Steve Morozumi, the man chosen to fill the director of the Multicultural Center position, which opened when Erica Fuller resigned last year, said he will act only as an advocate for students, not as a director.
On Monday, Morozumi began his term in the position now known as the MCC Programs Adviser.
Before hiring him last spring, students on the MCC hiring committee revamped the position and changed the job title, said Dominique Beaumonté, the MCC’s public relations coordinator last year.
Beaumonté said committee members looked for someone who would advocate student views without voicing personal opinions. They wanted someone who could provide a “support system” for students, he said.
While Fuller was the director, Beaumonté said, she acted mostly as an administrator — someone who gave orders rather than taking direction from students.
One of the reasons committee members chose Morozumi was his experience working as a student advocate at the University of California at Santa Cruz, Beaumonté said.
The position “is going to an even higher level this year having Steve here,” he said.
In addition to the 10 years he spent as a college programs adviser at UC Santa Cruz, Morozumi said he has been involved with many social movements over the years. Before moving to Eugene last year, he volunteered with the Rainbow Coalition, a political activist group.
His interest in civil rights issues formed early in his life, Morozumi said. Growing up in the San Francisco Bay Area, he was influenced by the emerging women’s and gay and lesbian rights movements of the time, he said.
And, on a more personal level, he said, he learned about racism and discrimination early on in his life. During World War II, his father and grandfather were forced into American relocation camps because they were Japanese-Americans.
As a child, they told him stories of what it was like living under gun towers and behind barbed-wire fences in the camps, he said. Ironically, his grandfather, a lawyer, taught others in the camps about the Bill of Rights.
Now, Morozumi plans to use his own experience dealing with issues of discrimination and diversity to provide support for University students.
In the short time he has lived in Eugene, Morozumi has taken an active interest in the University. Over the past year, he said, he has attended student union culture nights, athletic events, lectures and other campus events.
As the programs adviser, Morozumi said he sees his role as being “a collaborative relationship rather than a director-staff relationship.” The issues that students decide are the most important to focus on are the ones he will concentrate on as well, he said.

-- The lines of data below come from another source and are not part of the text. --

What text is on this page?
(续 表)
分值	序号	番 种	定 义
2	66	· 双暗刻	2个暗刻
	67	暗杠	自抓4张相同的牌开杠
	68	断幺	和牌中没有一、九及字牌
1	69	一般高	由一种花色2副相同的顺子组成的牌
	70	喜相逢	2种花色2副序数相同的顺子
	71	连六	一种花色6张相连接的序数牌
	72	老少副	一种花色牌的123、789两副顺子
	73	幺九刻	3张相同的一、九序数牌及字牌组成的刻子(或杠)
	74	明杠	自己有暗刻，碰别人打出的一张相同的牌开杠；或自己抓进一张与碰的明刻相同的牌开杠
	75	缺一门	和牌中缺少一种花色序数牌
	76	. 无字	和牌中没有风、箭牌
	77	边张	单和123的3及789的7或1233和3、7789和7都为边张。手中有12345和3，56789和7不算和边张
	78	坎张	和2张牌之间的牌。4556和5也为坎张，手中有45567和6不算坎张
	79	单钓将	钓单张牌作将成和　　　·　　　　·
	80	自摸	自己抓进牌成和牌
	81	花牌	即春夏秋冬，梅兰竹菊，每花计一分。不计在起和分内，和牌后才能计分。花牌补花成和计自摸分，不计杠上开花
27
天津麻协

“I don’t have a blueprint for this year’s programs,” he said.
He said he is encouraged by the University administration’s recent efforts to improve diversity on campus, including an outside review of various departments being conducted this week.
Now is a critical time for the University to mandate that departments adopt pro-advocacy agendas to attract students and faculty members of color, he added.
“We’re kind of at a dramatic turning point on campus,” he said.
Despite efforts to improve diversity on campus, he said, there is still work to be done. While students and faculty may want a more tolerant and accepting University, issues of race, class, gender and sexual orientation are often ignored because people are not comfortable discussing them, he said.
The MCC can improve diversity on campus by creating a “safe space” for students to discuss these issues, Morozumi said. Another way the MCC can spark dialogue on these issues is by sponsoring guest speakers and collaborating with other academic units to improve diversity in those departments, he said.
As the MCC adviser, he added, one of his responsibilities will be to discover what resources are available to students so that he can refer them to those resources when they need assistance.
“The overall goal is … how to empower as many students as possible,” he said. Students “don’t want to be led. They just really want to be advised and supported.”
ThuVan Hoang, the marketing director for the ASUO, said she is looking forward to working with Morozumi in the coming year.
“I know through our meetings that he seems like the type of person who is really motivated and prepared to take on whatever comes his way,” she said.